Finnlands Grüne verlassen die Regierung
- Parteikongress beschloss Wechsel in die Opposition

Die finnischen Grünen wollen nach der Parlamentsentscheidung für den Ausbau der Atomkraft die Regierung verlassen und in die Opposition wechseln. Zwei Tage nach dem Votum der Abgeordneten für den Bau eines fünften Reaktors sprach sich der Parteikongress der Grünen in Jyväskylä am Sonntag für den Wechsel in die Opposition aus.
Der Parteitag der Grünen folgte damit der Empfehlung der bisherigen Umweltministerin Satu Hassi. Sie hatte sich nach dem Sieg der Atomkraftbefürworter im Parlament mit 107 zu 92 Stimmen für den Wechsel in die Opposition befürwortet. Parteichef Osmo Soininvaara trat hingegen für den Verbleib in vom sozialdemokratischen Ministerpräsidenten Paavo Lipponen Lipponen 1995 gebildeten "Regenbogen-Koalition" ein.

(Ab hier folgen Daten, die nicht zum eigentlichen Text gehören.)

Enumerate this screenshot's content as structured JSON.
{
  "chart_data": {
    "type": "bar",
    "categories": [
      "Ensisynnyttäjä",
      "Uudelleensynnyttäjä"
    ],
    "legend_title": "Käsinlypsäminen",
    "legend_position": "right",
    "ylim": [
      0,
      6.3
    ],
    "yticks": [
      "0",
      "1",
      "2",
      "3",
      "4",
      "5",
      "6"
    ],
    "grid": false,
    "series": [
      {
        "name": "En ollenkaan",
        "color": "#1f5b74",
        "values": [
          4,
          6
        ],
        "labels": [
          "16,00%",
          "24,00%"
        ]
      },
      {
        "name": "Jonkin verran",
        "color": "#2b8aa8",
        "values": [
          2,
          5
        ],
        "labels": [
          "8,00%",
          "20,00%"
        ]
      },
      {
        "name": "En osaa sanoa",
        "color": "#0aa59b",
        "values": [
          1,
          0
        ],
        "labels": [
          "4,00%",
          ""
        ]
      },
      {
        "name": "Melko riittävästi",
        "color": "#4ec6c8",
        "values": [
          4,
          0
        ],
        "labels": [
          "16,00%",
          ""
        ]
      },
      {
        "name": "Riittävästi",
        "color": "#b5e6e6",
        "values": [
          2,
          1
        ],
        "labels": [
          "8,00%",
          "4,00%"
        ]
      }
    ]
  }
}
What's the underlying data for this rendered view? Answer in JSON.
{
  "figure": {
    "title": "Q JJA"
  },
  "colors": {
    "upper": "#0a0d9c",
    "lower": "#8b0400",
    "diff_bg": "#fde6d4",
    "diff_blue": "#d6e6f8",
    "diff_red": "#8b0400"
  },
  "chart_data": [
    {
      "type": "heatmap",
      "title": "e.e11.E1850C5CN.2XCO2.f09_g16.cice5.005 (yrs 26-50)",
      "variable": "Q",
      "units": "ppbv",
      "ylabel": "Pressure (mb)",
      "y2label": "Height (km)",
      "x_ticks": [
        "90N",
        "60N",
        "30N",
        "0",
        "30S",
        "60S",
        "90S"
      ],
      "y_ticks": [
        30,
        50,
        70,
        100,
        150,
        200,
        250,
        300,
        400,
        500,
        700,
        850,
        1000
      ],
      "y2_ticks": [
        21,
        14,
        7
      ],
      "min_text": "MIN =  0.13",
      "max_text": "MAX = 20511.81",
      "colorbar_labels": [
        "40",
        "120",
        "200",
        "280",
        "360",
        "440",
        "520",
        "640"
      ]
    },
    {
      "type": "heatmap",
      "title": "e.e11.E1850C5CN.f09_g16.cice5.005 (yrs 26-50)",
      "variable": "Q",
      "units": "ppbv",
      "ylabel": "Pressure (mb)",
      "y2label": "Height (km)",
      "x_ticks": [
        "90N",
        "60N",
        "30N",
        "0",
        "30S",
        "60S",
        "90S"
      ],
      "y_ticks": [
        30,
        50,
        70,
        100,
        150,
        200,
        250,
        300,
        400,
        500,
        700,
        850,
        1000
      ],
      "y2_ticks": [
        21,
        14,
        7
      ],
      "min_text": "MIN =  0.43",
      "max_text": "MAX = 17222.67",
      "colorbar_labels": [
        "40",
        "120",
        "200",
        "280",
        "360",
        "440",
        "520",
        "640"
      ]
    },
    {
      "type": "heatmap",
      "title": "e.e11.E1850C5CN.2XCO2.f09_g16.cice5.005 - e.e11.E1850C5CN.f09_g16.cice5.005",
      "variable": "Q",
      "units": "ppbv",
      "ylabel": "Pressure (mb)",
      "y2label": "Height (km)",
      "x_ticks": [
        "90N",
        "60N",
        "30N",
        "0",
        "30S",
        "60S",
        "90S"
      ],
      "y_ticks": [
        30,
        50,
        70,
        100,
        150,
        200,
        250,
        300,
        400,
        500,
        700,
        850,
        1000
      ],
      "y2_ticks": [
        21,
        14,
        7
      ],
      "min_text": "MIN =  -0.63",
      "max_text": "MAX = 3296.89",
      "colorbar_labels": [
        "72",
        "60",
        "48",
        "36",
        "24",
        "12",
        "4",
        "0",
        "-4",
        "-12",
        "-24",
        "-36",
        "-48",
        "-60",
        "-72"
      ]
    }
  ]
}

Ihr gehören neben Sozialdemokraten und Grünen die Konservativen, die Linkspartei sowie die Schwedische Volkspartei (der schwedischsprachigen Minderheit in Finnland) an. Ohne die Stimmen der 11 Abgeordneten von den Grünen verfügt Lipponen immer noch über eine klare Mehrheit von 128 der 200 Reichstagsmandate.
Mit der finnischen Entscheidung für den Ausbau der Atomkraft wird im Bereich der EU erstmals seit der Katastrophe von Tschernobyl 1986 ein neuer Reaktor in Auftrag gegeben. Hassi hatte als Wortführerin der Atomkraftgegner immer wieder die Pläne in Deutschland und Schweden zum Ausstieg aus der Atomenergie als Argument ins Feld geführt.